Apparently hacking crypto currencies is a $200 million annual revenue industry. That’s according to Lex Sokolin, who was asked by Bloomberg’s Olga Kharif. Kharif writes that in less than a decade, $1.2 billion worth of bitcoin and ether have been stolen from their legitimate owners. She continues:
All told, hacks involving cryptocurrencies like Bitcoin have cost companies and governments $11.3 billion through lost potential tax revenue from coin sales and illegitimate transactions, according to Susan Eustis, chief executive officer of WinterGreen Research. The blockchain ecosystem — the decentralized “distributed ledgers” that track crypto transactions — is also vulnerable.

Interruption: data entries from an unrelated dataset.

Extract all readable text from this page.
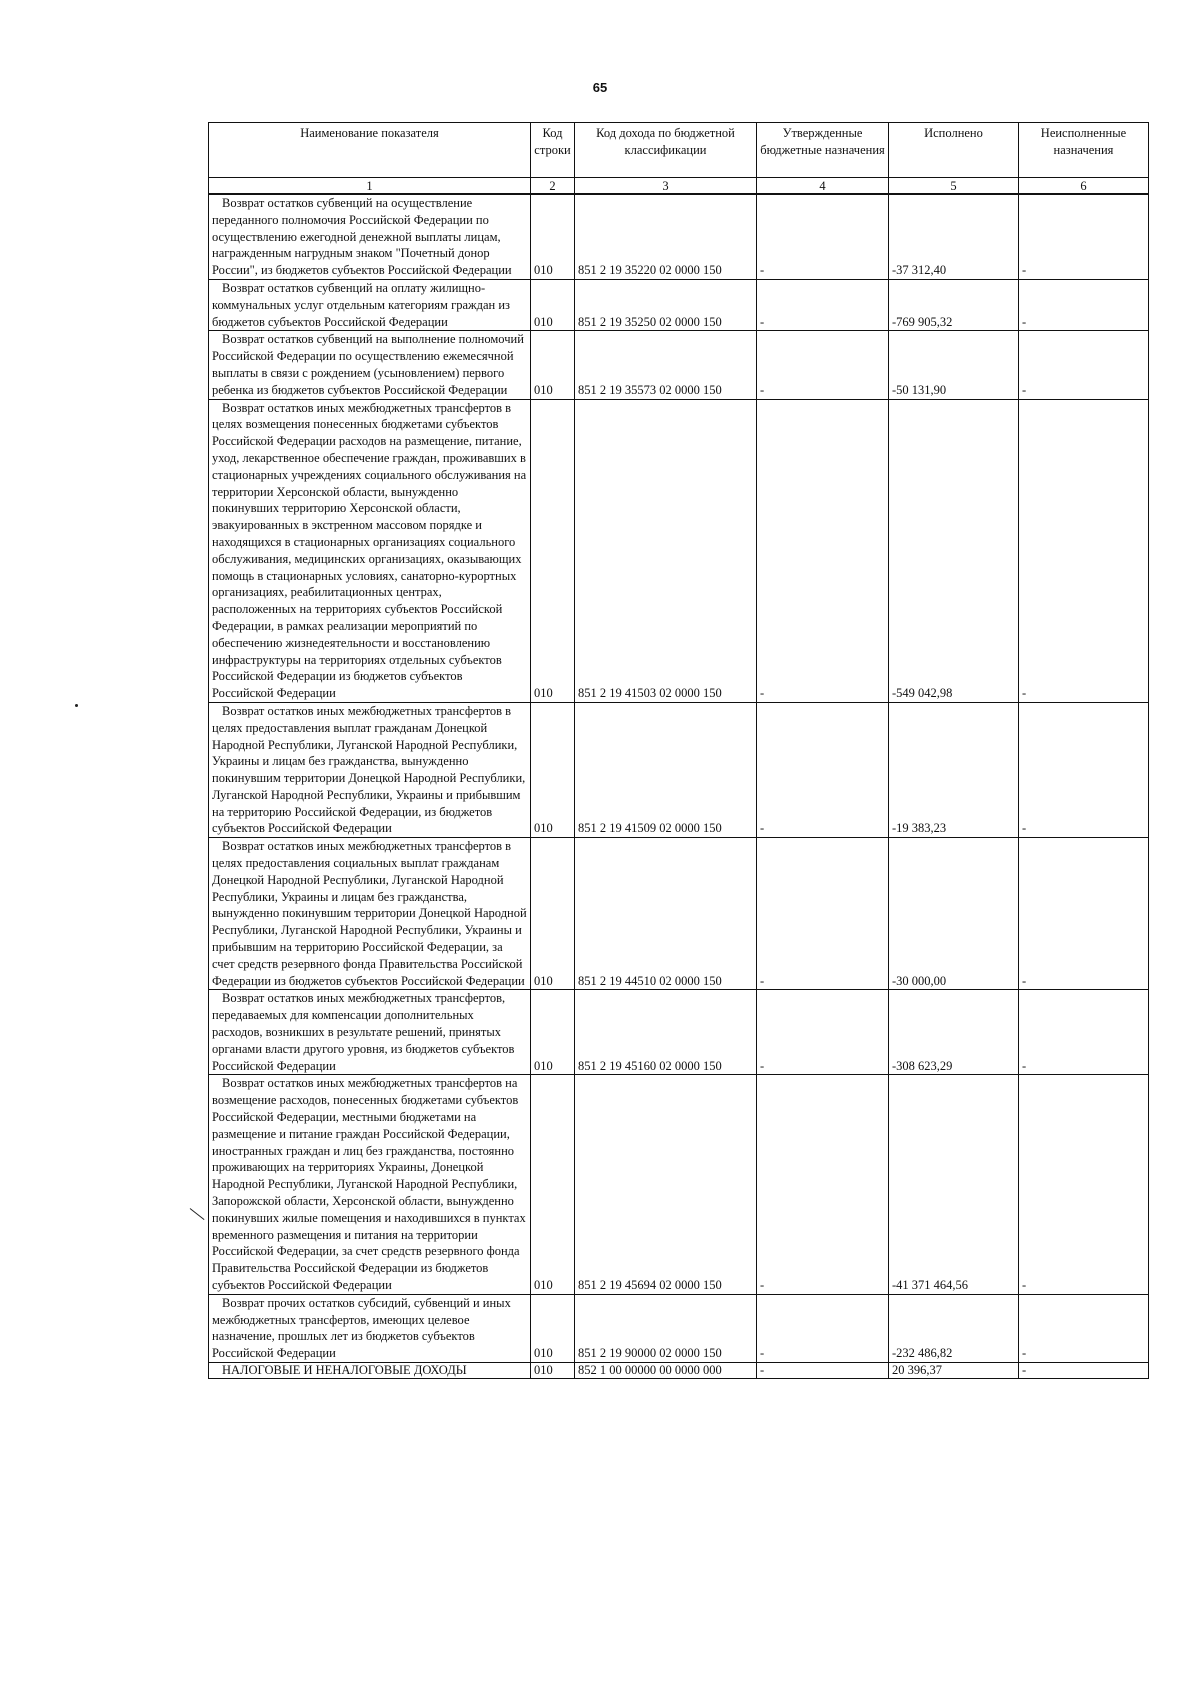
65
Наименование показателя	Код строки	Код дохода по бюджетной классификации	Утвержденные бюджетные назначения	Исполнено	Неисполненные назначения
1	2	3	4	5	6
Возврат остатков субвенций на осуществление переданного полномочия Российской Федерации по осуществлению ежегодной денежной выплаты лицам, награжденным нагрудным знаком "Почетный донор России", из бюджетов субъектов Российской Федерации	010	851 2 19 35220 02 0000 150	-	-37 312,40	-
Возврат остатков субвенций на оплату жилищно-коммунальных услуг отдельным категориям граждан из бюджетов субъектов Российской Федерации	010	851 2 19 35250 02 0000 150	-	-769 905,32	-
Возврат остатков субвенций на выполнение полномочий Российской Федерации по осуществлению ежемесячной выплаты в связи с рождением (усыновлением) первого ребенка из бюджетов субъектов Российской Федерации	010	851 2 19 35573 02 0000 150	-	-50 131,90	-
Возврат остатков иных межбюджетных трансфертов в целях возмещения понесенных бюджетами субъектов Российской Федерации расходов на размещение, питание, уход, лекарственное обеспечение граждан, проживавших в стационарных учреждениях социального обслуживания на территории Херсонской области, вынужденно покинувших территорию Херсонской области, эвакуированных в экстренном массовом порядке и находящихся в стационарных организациях социального обслуживания, медицинских организациях, оказывающих помощь в стационарных условиях, санаторно-курортных организациях, реабилитационных центрах, расположенных на территориях субъектов Российской Федерации, в рамках реализации мероприятий по обеспечению жизнедеятельности и восстановлению инфраструктуры на территориях отдельных субъектов Российской Федерации из бюджетов субъектов Российской Федерации	010	851 2 19 41503 02 0000 150	-	-549 042,98	-
Возврат остатков иных межбюджетных трансфертов в целях предоставления выплат гражданам Донецкой Народной Республики, Луганской Народной Республики, Украины и лицам без гражданства, вынужденно покинувшим территории Донецкой Народной Республики, Луганской Народной Республики, Украины и прибывшим на территорию Российской Федерации, из бюджетов субъектов Российской Федерации	010	851 2 19 41509 02 0000 150	-	-19 383,23	-
Возврат остатков иных межбюджетных трансфертов в целях предоставления социальных выплат гражданам Донецкой Народной Республики, Луганской Народной Республики, Украины и лицам без гражданства, вынужденно покинувшим территории Донецкой Народной Республики, Луганской Народной Республики, Украины и прибывшим на территорию Российской Федерации, за счет средств резервного фонда Правительства Российской Федерации из бюджетов субъектов Российской Федерации	010	851 2 19 44510 02 0000 150	-	-30 000,00	-
Возврат остатков иных межбюджетных трансфертов, передаваемых для компенсации дополнительных расходов, возникших в результате решений, принятых органами власти другого уровня, из бюджетов субъектов Российской Федерации	010	851 2 19 45160 02 0000 150	-	-308 623,29	-
Возврат остатков иных межбюджетных трансфертов на возмещение расходов, понесенных бюджетами субъектов Российской Федерации, местными бюджетами на размещение и питание граждан Российской Федерации, иностранных граждан и лиц без гражданства, постоянно проживающих на территориях Украины, Донецкой Народной Республики, Луганской Народной Республики, Запорожской области, Херсонской области, вынужденно покинувших жилые помещения и находившихся в пунктах временного размещения и питания на территории Российской Федерации, за счет средств резервного фонда Правительства Российской Федерации из бюджетов субъектов Российской Федерации	010	851 2 19 45694 02 0000 150	-	-41 371 464,56	-
Возврат прочих остатков субсидий, субвенций и иных межбюджетных трансфертов, имеющих целевое назначение, прошлых лет из бюджетов субъектов Российской Федерации	010	851 2 19 90000 02 0000 150	-	-232 486,82	-
НАЛОГОВЫЕ И НЕНАЛОГОВЫЕ ДОХОДЫ	010	852 1 00 00000 00 0000 000	-	20 396,37	-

Those losses could snowball as more companies and investors rush into the white-hot cryptocurrency market without weighing the dangers or taking steps to protect themselves.
Super-Secure?
Blockchain records are shared, making them hard to alter, so some users see them as super-secure. But in many ways they are no safer than any other software, Matt Suiche, who runs the blockchain security company Comae Technologies, said in a phone interview.
And since the market is immature, blockchains may even be more vulnerable than other software. There are thousands of them, each with its own bugs. Until the field is winnowed to a few favorites, as happened with web browsers, securing them all will be a challenge.
“Each implementation is going to have its own problems,” Suiche said. “The more implementations, the harder it is to cover all of them.”
Blockchains can track identity information, property records and even digital car keys, not just cryptocurrency. But of course, they do that too, and stolen Bitcoins can be converted into hard cash.
So while hacking a blockchain may be harder than breaking into a retailer’s database, “the rewards are greater,” according to Andras Cser, an analyst at Forrester Research. “You have much more information you can steal.”